Mullis wants Tennessee exempt from water rules

Georgia senators introduced a bill Wednesday that would make it tougher to transfer water from one river to another.

On the same day, a group of Georgia legislators including Chickamauga's Sen. Jeff Mullis proposed a bill stating those rules should not apply to creeks in the Tennessee River basin.

Senate Bill 128 gives a list of criteria to be considered before the state issues permits for interbasin transfers, the controversial but widely used practice of pumping water from one basin and discharging it into another.

Senate Bill 132 states transfers out of the Chickamauga Valley and Lookout Mountain areas "shall be exempt from any restriction or interbasin transfers of water" included in the code.

It's an apparent flip-flop for Mullis, who last year sponsored the failed River Basin Protection Act that specifically included the Tennessee basin and would have imposed similar rules to this year's Bill 128.

Attempts to reach Mullis were unsuccessful Thursday.

The 2011 bill exempting the Tennessee basin was co-authored by Mullis; Sen. Barry Loudermilk, R-Cassville; Sen. Judson Hill, R-Marietta; Sen. Steve Gooch, R-Dahlonega; and Sen. Chip Rogers, R-Woodstock.

Attempts to reach each of the authors were unsuccessful Thursday, and messages left with staff members for Hill and Gooch were not returned. A spokeswoman for Loudermilk said the senator declined to comment Thursday but would discuss the bill next week.

The new water transfer bill contains a list of criteria such as how the transfer will affect water quality in donor and receiving basins that state officials will consider when evaluating transfer permits.

The rules are similar to those the state's Department of Natural Resources adopted in January. However, the proposed bill states the regulations "shall" be considered rather than the DNR's rules' "should" be considered, which environmentalists criticized as being too weak. The department had hoped adopting the criteria would pre-empt the legislators from passing laws similar to the ones proposed this week.

Joe Cook, executive director of the Coosa River Basin Initiative, said he and others support the Senate bills' strong regulations but fault the bill exempting the Tennessee basin.

"What Sen. Mullis' bill does is it exempts transfers from the Tennessee from the very studies that help us make an informed decision," he said. "It's a bad idea for Georgia and a bad idea for Tennessee."
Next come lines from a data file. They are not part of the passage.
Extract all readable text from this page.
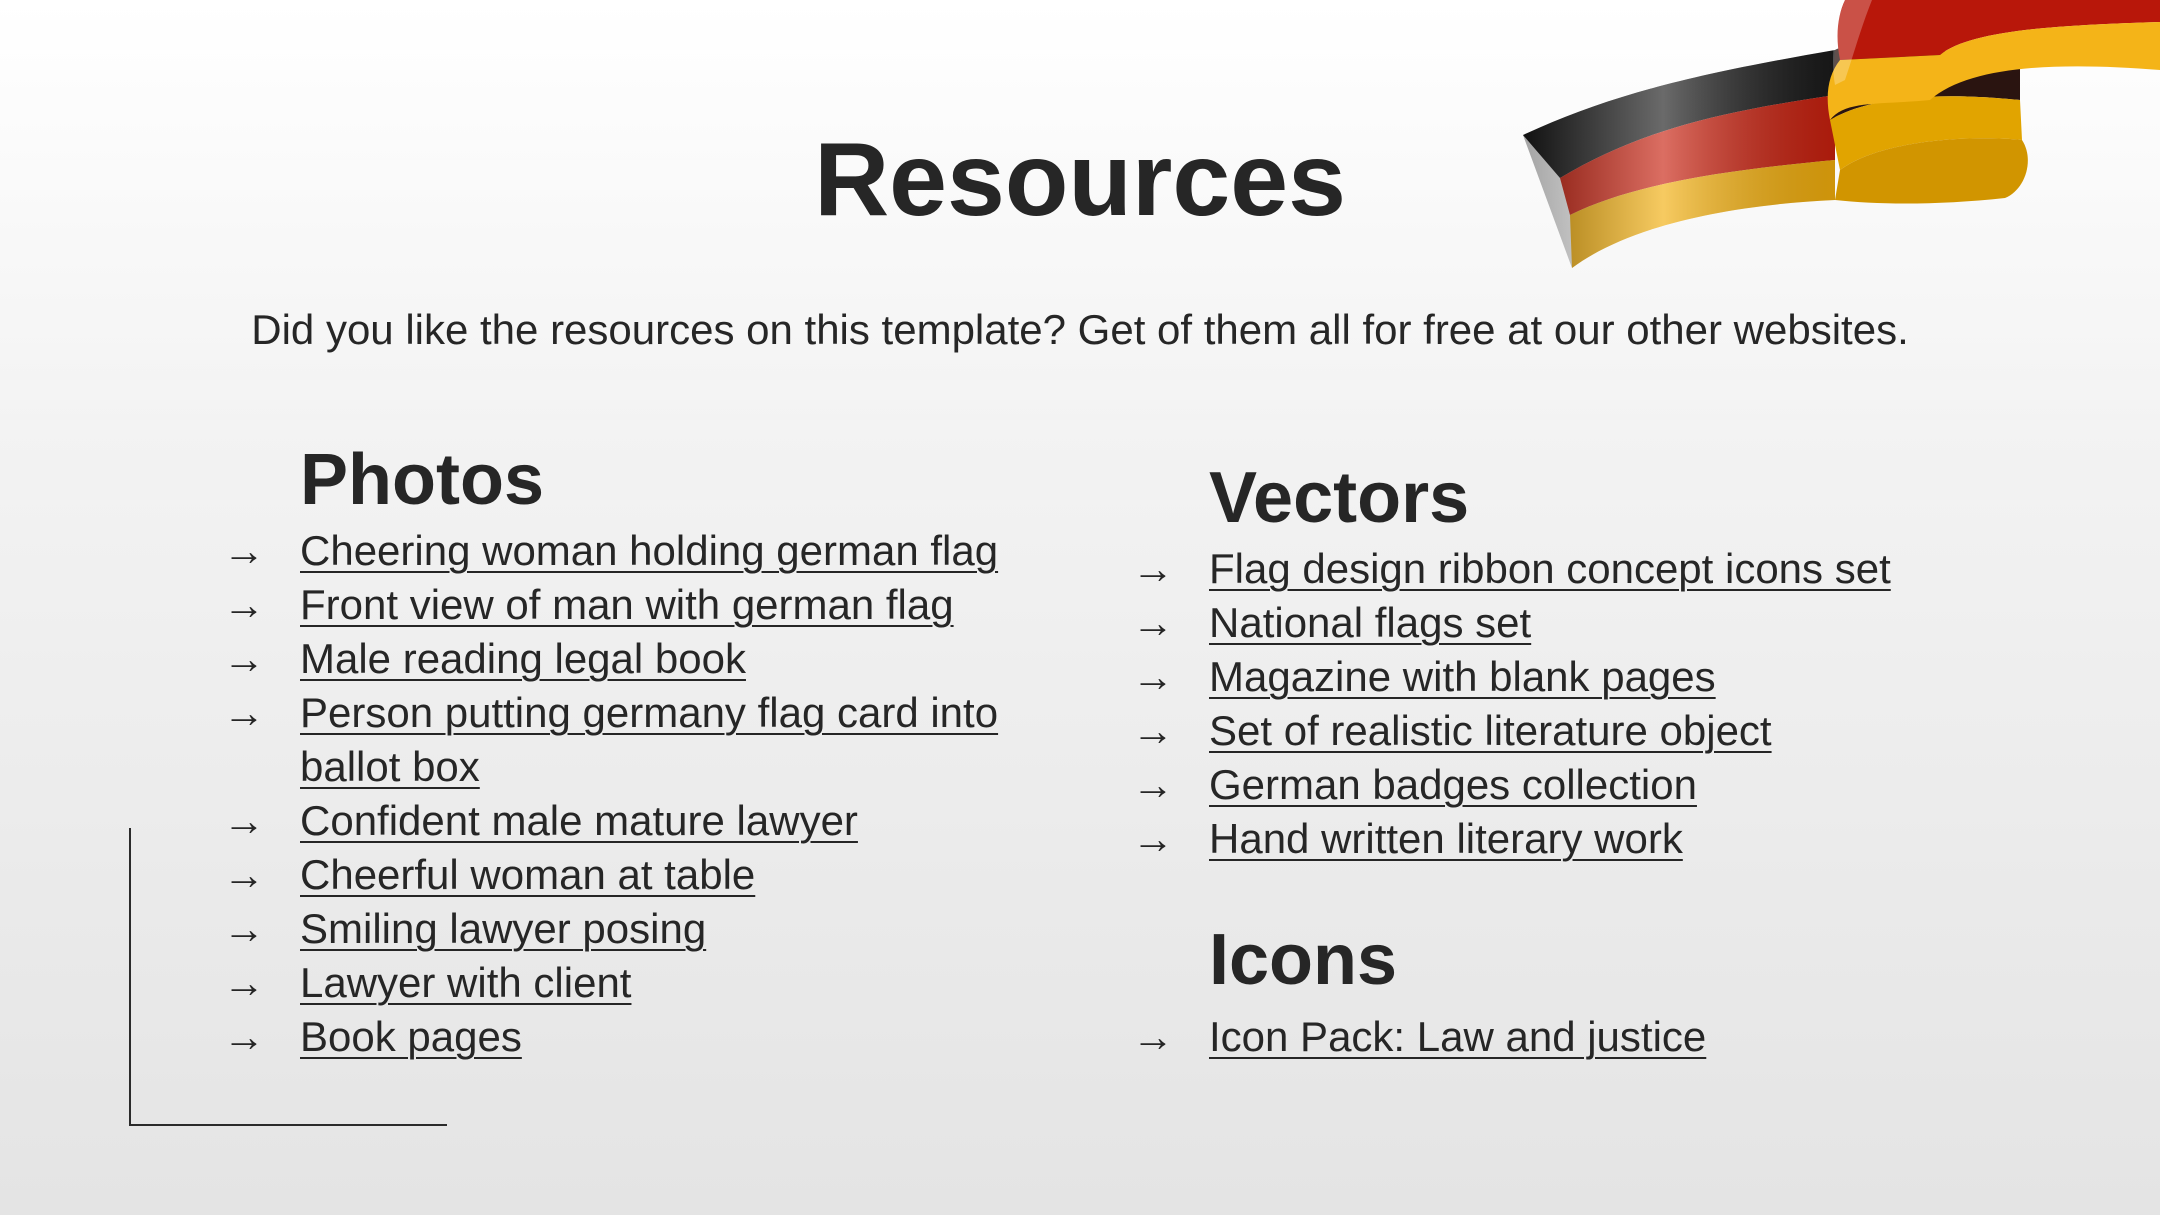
Resources

Did you like the resources on this template? Get of them all for free at our other websites.

Photos
→ Cheering woman holding german flag
→ Front view of man with german flag
→ Male reading legal book
→ Person putting germany flag card into ballot box
→ Confident male mature lawyer
→ Cheerful woman at table
→ Smiling lawyer posing
→ Lawyer with client
→ Book pages
Vectors
→ Flag design ribbon concept icons set
→ National flags set
→ Magazine with blank pages
→ Set of realistic literature object
→ German badges collection
→ Hand written literary work
Icons
→ Icon Pack: Law and justice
While the new bills were being introduced in Atlanta, members of the Coosa-North Georgia Water Planning Council were in Jasper, Ga., making sure language in their water plan would not put the Tennessee basin "off-limits."

At one point, Water Council Vice Chairman David Ashburn specifically mentioned a water line from the Tennessee basin to Marietta as a hypothetical example. During the council's two-year existence, Ashburn frequently has promoted the idea of pumping water from Lookout, Chattanooga and Chickamauga creeks into a reservoir and south toward Metro Atlanta.

"The Tennessee River won't miss it," Ashburn told the council Wednesday.

Officials with the Tennessee Department of Environment and Conservation said Thursday the agency had not received any request from Georgia but said it could not regulate water on streams that were in Georgia.